Review by Antony Corfe
What a grand and wonderful conclusion to Keith Bennett’s Directorship of the Paragon Singers. Memorable in every sense, especially with the underlying orchestral richness of Florilegium and soloists Faye Newton, Jane Hunt, Russell Harcourt, Mark Dobell and Craig Bissex. Little wonder the ecstatic applause from a full house.
Impressive throughout was the choir’s attention to detail giving clarity and spaciousness to the individual leads in complex fugal patterns and the finely measured and consistent articulation.

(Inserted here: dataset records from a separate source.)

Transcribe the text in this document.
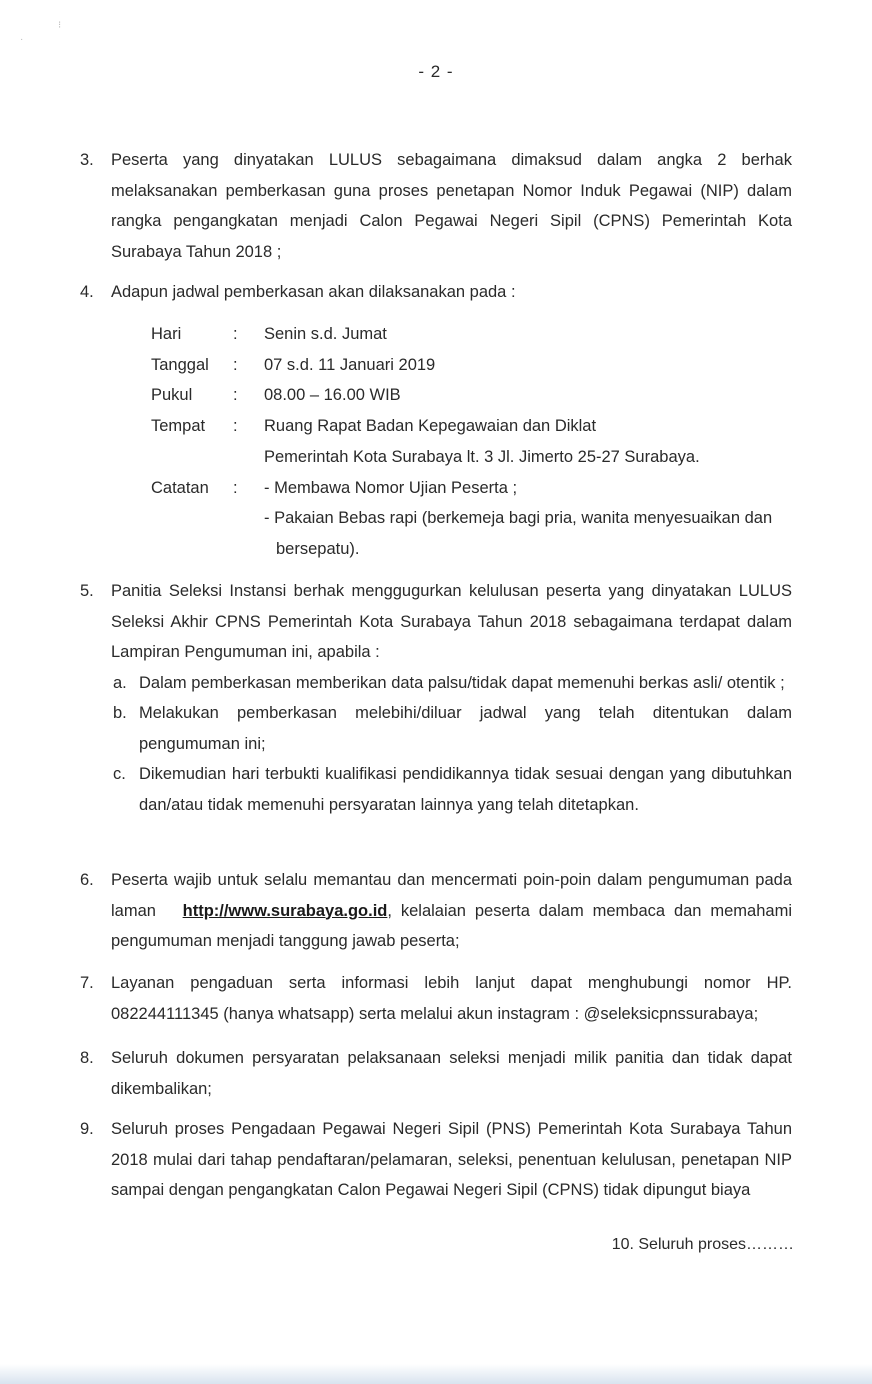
·
⁝
- 2 -
3.	Peserta yang dinyatakan LULUS sebagaimana dimaksud dalam angka 2 berhak melaksanakan pemberkasan guna proses penetapan Nomor Induk Pegawai (NIP) dalam rangka pengangkatan menjadi Calon Pegawai Negeri Sipil (CPNS) Pemerintah Kota Surabaya Tahun 2018 ;
4.	Adapun jadwal pemberkasan akan dilaksanakan pada :
Hari	:	Senin s.d. Jumat
Tanggal	:	07 s.d. 11 Januari 2019
Pukul	:	08.00 – 16.00 WIB
Tempat	:	Ruang Rapat Badan Kepegawaian dan Diklat

Pemerintah Kota Surabaya lt. 3 Jl. Jimerto 25-27 Surabaya.

Catatan	:	- Membawa Nomor Ujian Peserta ;

- Pakaian Bebas rapi (berkemeja bagi pria, wanita menyesuaikan dan

bersepatu).

5.	Panitia Seleksi Instansi berhak menggugurkan kelulusan peserta yang dinyatakan LULUS Seleksi Akhir CPNS Pemerintah Kota Surabaya Tahun 2018 sebagaimana terdapat dalam Lampiran Pengumuman ini, apabila :
a. Dalam pemberkasan memberikan data palsu/tidak dapat memenuhi berkas asli/ otentik ;
b. Melakukan pemberkasan melebihi/diluar jadwal yang telah ditentukan dalam pengumuman ini;
c. Dikemudian hari terbukti kualifikasi pendidikannya tidak sesuai dengan yang dibutuhkan dan/atau tidak memenuhi persyaratan lainnya yang telah ditetapkan.
6.	Peserta wajib untuk selalu memantau dan mencermati poin-poin dalam pengumuman pada laman http://www.surabaya.go.id, kelalaian peserta dalam membaca dan memahami pengumuman menjadi tanggung jawab peserta;
7.	Layanan pengaduan serta informasi lebih lanjut dapat menghubungi nomor HP. 082244111345 (hanya whatsapp) serta melalui akun instagram : @seleksicpnssurabaya;
8.	Seluruh dokumen persyaratan pelaksanaan seleksi menjadi milik panitia dan tidak dapat dikembalikan;
9.	Seluruh proses Pengadaan Pegawai Negeri Sipil (PNS) Pemerintah Kota Surabaya Tahun 2018 mulai dari tahap pendaftaran/pelamaran, seleksi, penentuan kelulusan, penetapan NIP sampai dengan pengangkatan Calon Pegawai Negeri Sipil (CPNS) tidak dipungut biaya
10. Seluruh proses………
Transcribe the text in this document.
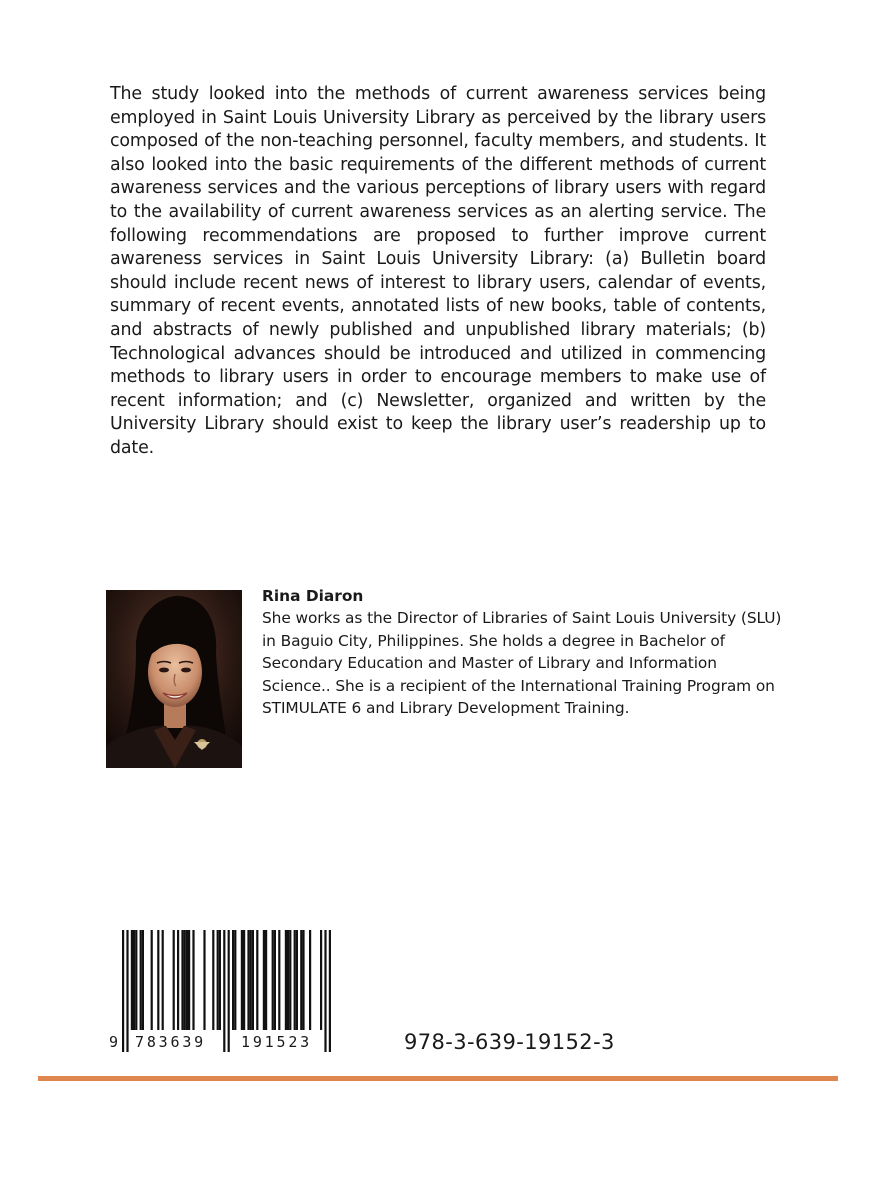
The study looked into the methods of current awareness services being employed in Saint Louis University Library as perceived by the library users composed of the non-teaching personnel, faculty members, and students. It also looked into the basic requirements of the different methods of current awareness services and the various perceptions of library users with regard to the availability of current awareness services as an alerting service. The following recommendations are proposed to further improve current awareness services in Saint Louis University Library: (a) Bulletin board should include recent news of interest to library users, calendar of events, summary of recent events, annotated lists of new books, table of contents, and abstracts of newly published and unpublished library materials; (b) Technological advances should be introduced and utilized in commencing methods to library users in order to encourage members to make use of recent information; and (c) Newsletter, organized and written by the University Library should exist to keep the library user’s readership up to date.

Rina Diaron

She works as the Director of Libraries of Saint Louis University (SLU) in Baguio City, Philippines. She holds a degree in Bachelor of Secondary Education and Master of Library and Information Science.. She is a recipient of the International Training Program on STIMULATE 6 and Library Development Training.

9 783639 191523	978-3-639-19152-3
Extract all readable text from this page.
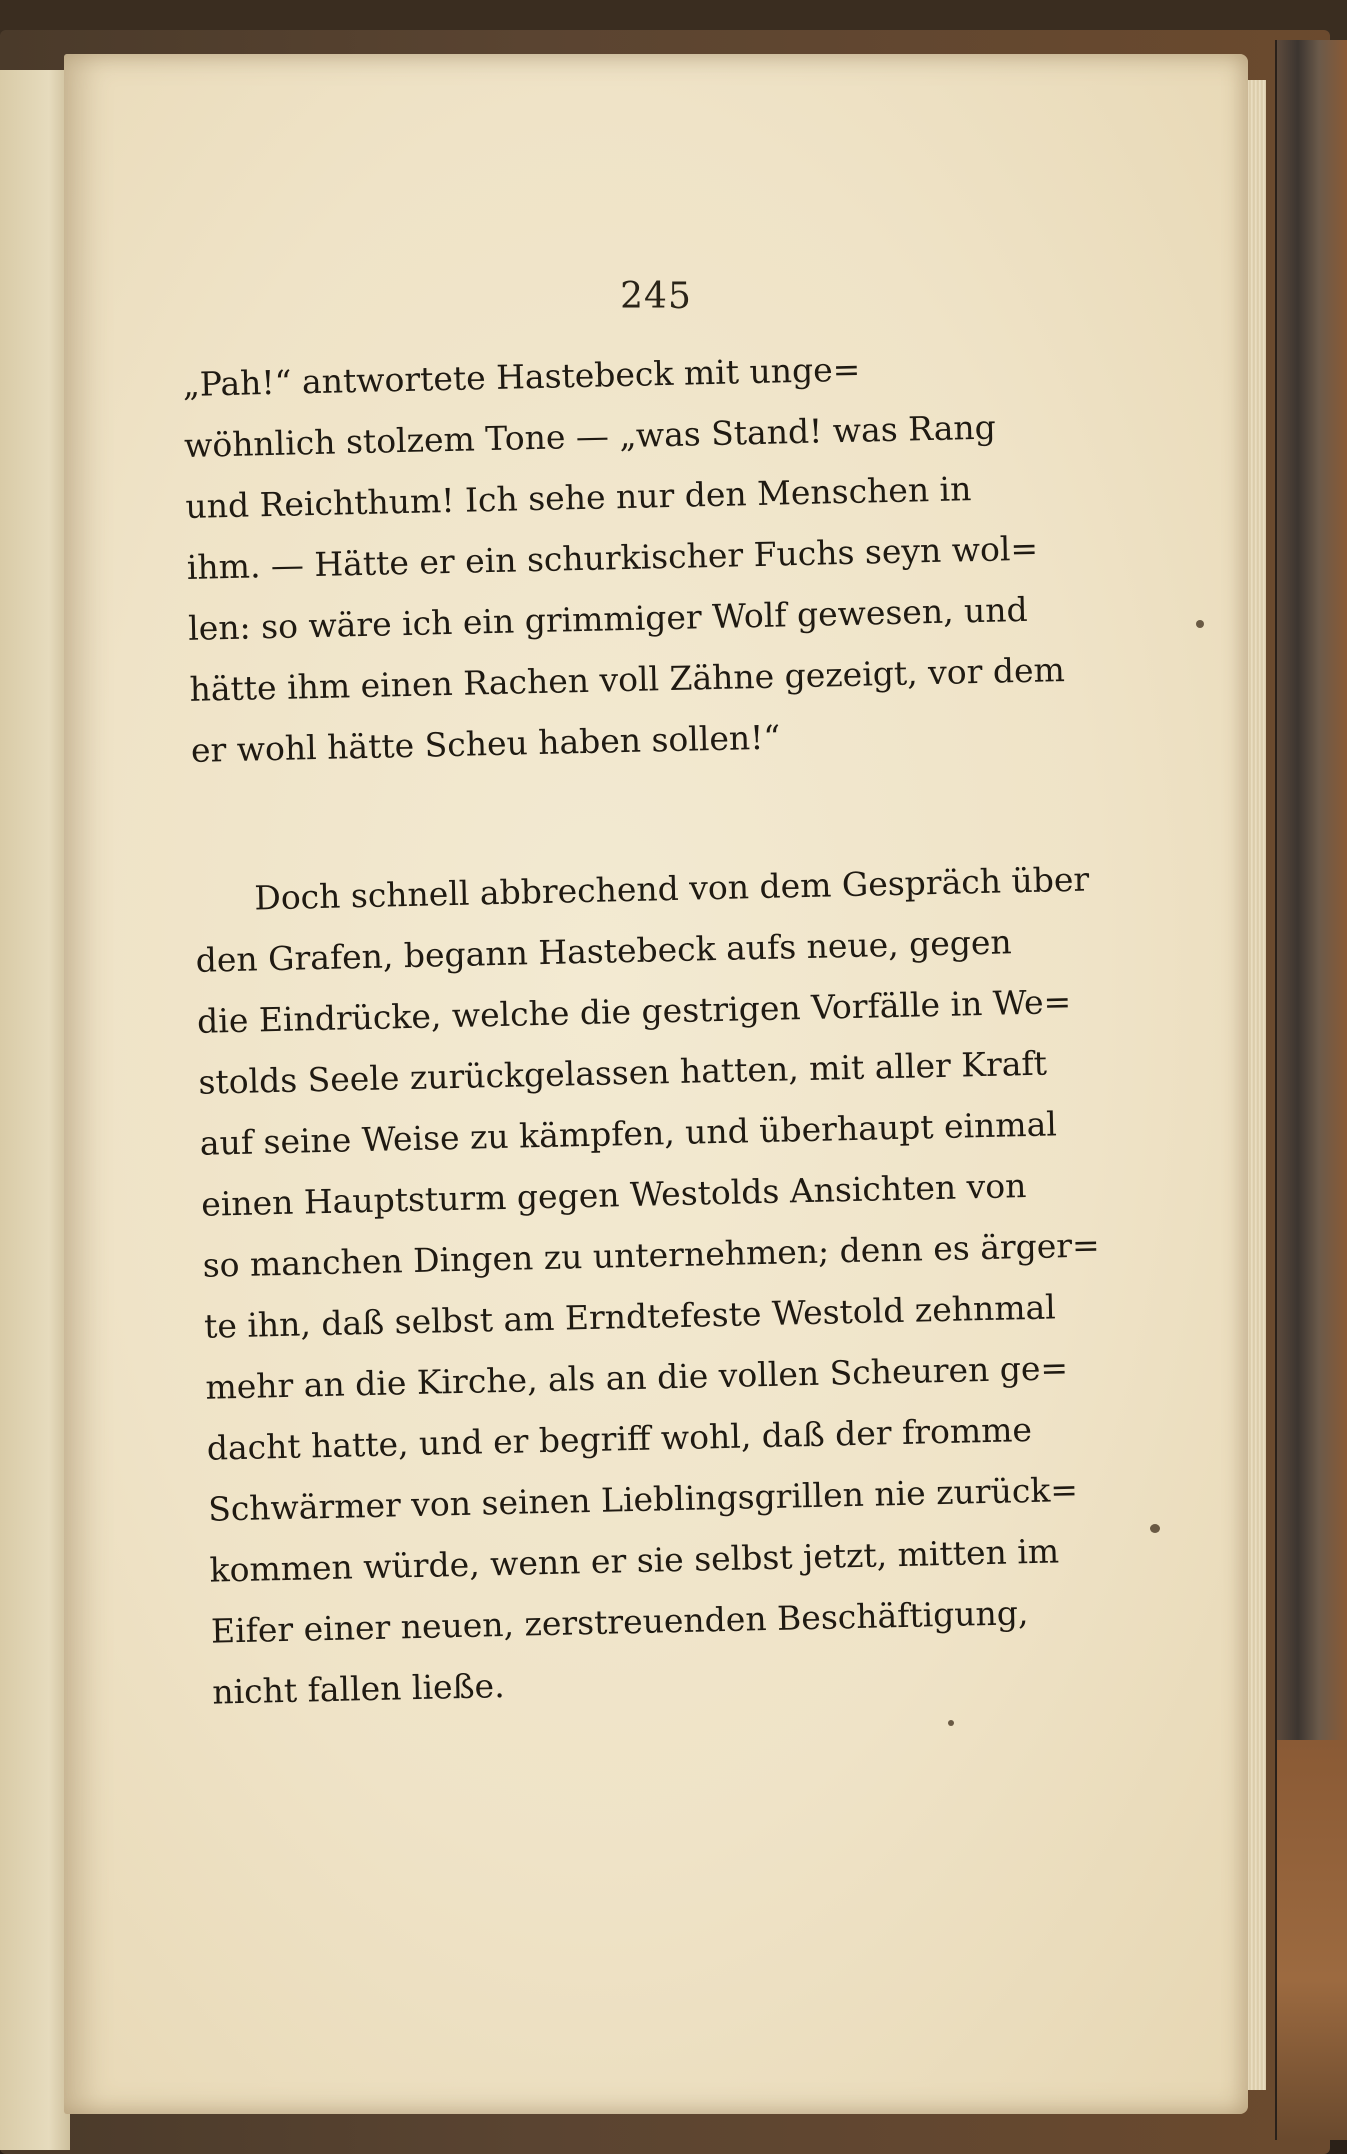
245
„Pah!“ antwortete Hastebeck mit unge=
wöhnlich stolzem Tone — „was Stand! was Rang
und Reichthum! Ich sehe nur den Menschen in
ihm. — Hätte er ein schurkischer Fuchs seyn wol=
len: so wäre ich ein grimmiger Wolf gewesen, und
hätte ihm einen Rachen voll Zähne gezeigt, vor dem
er wohl hätte Scheu haben sollen!“
Doch schnell abbrechend von dem Gespräch über
den Grafen, begann Hastebeck aufs neue, gegen
die Eindrücke, welche die gestrigen Vorfälle in We=
stolds Seele zurückgelassen hatten, mit aller Kraft
auf seine Weise zu kämpfen, und überhaupt einmal
einen Hauptsturm gegen Westolds Ansichten von
so manchen Dingen zu unternehmen; denn es ärger=
te ihn, daß selbst am Erndtefeste Westold zehnmal
mehr an die Kirche, als an die vollen Scheuren ge=
dacht hatte, und er begriff wohl, daß der fromme
Schwärmer von seinen Lieblingsgrillen nie zurück=
kommen würde, wenn er sie selbst jetzt, mitten im
Eifer einer neuen, zerstreuenden Beschäftigung,
nicht fallen ließe.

The richness of sound and structure continued from start to finish, each movement clearly owning and presenting its own particular message. We were lead into this huge work by a magnificent solemnity in the first three utterances of Kyrie followed then by the amazing density of the five-part Kyrie eleison. Two more movements stood out in a way I’d never experienced before. One was the swaying, pealing-bells effect of the Sanctus, underpinned by the basses with their Domine Deus Sabaoth. The other was the way the final movement Dona nobis pacem grew from a quiet almost contemplative corollary to the alto solo Agnus Dei, to a mighty conclusion upheld by thunderously percussive timpani. It was marvellous.